A new rapid, easy and sensitive method allowing the determination of OCPs in honey was developed. Employing experimental designs enabled the optimization of the dispersive liquid–liquid microextraction conditions. DLLME consumes minute amounts of organic solvents, and GC–MS enables the qualitative and quantitative determination of pesticide residues.

Our method is characterized by MDL and MQLs comparable to or lower than those of other methods recently reported for determining OCP levels in honey (Table 6); it also consumes significantly smaller amounts of organic solvents.

Analysis of metrological parameters, such as MQL and CV, and the method’s good linearity over the investigated range lead to the conclusion that it can be successfully used in analytical practice, as it allows the unequivocal determination of OCP residues below EU MRLs. The method was successfully used to detect and quantitatively determine OCP residues in real honey samples. 4,4′-DDT residues and its metabolites were detected in most of the samples (ca. 80%), endrin and lindane were detected in 21% of samples, and aldrin was present in 10% of honey samples.

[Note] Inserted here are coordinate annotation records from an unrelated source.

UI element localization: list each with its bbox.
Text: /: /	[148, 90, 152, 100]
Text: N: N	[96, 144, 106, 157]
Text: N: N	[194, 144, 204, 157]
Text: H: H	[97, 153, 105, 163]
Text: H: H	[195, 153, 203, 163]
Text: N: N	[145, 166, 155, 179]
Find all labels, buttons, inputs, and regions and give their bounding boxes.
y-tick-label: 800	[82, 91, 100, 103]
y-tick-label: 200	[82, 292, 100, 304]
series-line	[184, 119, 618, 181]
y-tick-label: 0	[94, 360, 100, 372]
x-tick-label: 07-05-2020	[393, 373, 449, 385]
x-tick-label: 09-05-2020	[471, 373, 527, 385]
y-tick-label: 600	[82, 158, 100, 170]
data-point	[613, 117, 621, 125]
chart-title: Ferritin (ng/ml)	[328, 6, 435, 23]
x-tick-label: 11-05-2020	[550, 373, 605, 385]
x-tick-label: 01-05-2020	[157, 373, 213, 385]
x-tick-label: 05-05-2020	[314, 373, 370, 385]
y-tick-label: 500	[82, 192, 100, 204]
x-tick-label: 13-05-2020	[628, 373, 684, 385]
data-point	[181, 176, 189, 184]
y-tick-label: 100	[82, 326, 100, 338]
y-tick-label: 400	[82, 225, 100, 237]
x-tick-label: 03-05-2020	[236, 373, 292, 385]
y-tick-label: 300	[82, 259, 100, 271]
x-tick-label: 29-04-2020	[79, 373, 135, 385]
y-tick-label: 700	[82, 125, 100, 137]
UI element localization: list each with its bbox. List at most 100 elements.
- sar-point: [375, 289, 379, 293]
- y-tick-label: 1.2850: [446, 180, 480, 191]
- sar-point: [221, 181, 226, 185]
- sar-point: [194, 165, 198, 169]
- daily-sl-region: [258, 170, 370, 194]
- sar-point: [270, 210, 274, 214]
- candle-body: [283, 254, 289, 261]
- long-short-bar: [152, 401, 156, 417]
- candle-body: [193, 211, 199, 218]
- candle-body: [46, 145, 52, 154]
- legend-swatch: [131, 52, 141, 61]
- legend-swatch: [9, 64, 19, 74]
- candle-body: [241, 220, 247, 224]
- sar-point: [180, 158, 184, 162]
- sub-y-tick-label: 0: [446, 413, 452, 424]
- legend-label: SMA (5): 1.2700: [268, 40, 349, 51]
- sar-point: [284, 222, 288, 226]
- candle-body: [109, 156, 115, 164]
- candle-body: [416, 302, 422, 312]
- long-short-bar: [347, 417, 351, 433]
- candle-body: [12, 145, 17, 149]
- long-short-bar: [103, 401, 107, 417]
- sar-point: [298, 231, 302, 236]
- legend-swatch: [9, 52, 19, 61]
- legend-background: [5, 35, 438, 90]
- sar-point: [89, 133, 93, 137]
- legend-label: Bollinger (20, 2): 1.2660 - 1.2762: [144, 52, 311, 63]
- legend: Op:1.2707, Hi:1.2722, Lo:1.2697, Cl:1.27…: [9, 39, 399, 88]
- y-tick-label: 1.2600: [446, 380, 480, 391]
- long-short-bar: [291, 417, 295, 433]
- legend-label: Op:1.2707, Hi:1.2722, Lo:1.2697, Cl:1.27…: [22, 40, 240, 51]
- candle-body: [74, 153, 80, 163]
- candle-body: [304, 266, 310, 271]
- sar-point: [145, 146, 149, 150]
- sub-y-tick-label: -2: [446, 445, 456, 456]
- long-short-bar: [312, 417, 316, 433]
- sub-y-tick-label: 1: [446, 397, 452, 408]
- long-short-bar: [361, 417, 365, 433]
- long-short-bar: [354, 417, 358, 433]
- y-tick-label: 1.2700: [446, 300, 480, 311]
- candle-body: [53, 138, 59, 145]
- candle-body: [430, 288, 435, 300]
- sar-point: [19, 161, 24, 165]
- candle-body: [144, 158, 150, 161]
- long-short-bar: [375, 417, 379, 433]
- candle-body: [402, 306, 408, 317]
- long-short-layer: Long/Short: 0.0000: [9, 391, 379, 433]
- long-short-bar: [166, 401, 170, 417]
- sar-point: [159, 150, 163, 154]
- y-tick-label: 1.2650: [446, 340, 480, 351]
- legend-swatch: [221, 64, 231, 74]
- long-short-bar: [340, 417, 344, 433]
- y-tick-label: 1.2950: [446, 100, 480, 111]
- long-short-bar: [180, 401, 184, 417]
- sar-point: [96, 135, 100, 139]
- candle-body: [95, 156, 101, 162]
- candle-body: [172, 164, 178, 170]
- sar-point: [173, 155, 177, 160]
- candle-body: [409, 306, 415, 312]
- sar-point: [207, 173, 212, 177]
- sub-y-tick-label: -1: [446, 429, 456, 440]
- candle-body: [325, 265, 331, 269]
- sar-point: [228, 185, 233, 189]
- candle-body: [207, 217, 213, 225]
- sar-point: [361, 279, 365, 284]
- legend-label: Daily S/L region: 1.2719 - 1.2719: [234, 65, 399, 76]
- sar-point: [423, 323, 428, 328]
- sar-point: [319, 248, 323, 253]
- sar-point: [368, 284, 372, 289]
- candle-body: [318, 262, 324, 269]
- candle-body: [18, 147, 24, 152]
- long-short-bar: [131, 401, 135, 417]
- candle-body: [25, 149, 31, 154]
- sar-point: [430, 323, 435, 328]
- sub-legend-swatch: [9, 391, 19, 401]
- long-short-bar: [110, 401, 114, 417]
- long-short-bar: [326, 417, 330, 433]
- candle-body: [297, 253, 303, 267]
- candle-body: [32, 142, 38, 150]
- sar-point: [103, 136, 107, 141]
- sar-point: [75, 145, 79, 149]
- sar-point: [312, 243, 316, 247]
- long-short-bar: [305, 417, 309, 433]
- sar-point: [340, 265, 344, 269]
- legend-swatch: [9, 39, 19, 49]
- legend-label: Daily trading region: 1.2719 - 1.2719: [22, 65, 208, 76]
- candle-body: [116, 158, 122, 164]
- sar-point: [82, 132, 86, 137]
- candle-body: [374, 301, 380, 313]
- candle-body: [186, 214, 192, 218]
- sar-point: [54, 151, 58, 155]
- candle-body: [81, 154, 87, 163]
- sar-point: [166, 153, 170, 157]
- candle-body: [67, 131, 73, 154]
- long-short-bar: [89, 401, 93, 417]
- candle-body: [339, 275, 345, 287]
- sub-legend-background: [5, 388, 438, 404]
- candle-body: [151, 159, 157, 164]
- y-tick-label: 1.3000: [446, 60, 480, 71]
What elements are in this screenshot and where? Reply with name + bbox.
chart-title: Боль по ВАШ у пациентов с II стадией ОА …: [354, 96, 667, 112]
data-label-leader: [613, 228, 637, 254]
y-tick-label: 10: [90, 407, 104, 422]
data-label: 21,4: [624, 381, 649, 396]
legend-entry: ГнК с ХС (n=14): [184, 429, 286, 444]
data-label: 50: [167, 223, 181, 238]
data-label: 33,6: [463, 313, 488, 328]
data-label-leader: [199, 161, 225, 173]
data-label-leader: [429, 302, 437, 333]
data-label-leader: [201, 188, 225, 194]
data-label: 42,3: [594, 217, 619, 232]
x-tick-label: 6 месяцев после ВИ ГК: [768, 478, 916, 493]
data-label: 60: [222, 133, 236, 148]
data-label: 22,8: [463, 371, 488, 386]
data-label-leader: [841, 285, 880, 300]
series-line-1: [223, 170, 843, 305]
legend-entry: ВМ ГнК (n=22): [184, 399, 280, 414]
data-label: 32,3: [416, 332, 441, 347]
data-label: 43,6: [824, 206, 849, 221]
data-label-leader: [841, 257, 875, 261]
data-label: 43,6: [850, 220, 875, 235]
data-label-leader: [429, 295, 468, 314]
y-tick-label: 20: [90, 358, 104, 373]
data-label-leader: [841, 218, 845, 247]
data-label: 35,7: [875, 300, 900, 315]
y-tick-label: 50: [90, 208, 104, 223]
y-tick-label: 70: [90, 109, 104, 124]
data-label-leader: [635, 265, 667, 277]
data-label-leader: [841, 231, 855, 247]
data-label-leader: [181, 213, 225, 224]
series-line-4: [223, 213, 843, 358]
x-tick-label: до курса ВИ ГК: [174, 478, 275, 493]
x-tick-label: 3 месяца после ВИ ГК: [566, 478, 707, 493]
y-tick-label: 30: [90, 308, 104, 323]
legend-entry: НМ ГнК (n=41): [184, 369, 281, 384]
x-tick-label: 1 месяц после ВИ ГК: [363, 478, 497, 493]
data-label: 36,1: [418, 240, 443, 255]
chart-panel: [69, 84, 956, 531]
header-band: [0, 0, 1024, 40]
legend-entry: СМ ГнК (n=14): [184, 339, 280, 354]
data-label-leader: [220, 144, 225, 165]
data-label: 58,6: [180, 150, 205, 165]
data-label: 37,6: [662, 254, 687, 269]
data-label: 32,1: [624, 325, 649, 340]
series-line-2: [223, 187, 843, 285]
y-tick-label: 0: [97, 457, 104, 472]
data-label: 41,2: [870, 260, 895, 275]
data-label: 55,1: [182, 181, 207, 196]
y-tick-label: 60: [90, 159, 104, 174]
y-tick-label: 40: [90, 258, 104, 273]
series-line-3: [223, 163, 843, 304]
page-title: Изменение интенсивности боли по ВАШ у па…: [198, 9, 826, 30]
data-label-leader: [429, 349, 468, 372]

Even though organochlorine pesticides have been banned for quite a long time, they are still present in the environment owing to their persistence. Honey can be used as an indicator of environmental contamination with different pollutants, such as OCPs. In the light of the average level of honey consumption in the EU of 0.63 kg/year/capita and the span of 0.36–1.57 kg/y/capita for EU Member States [26], the levels of detected OCPs in analysed honey do not pose a threat to human health.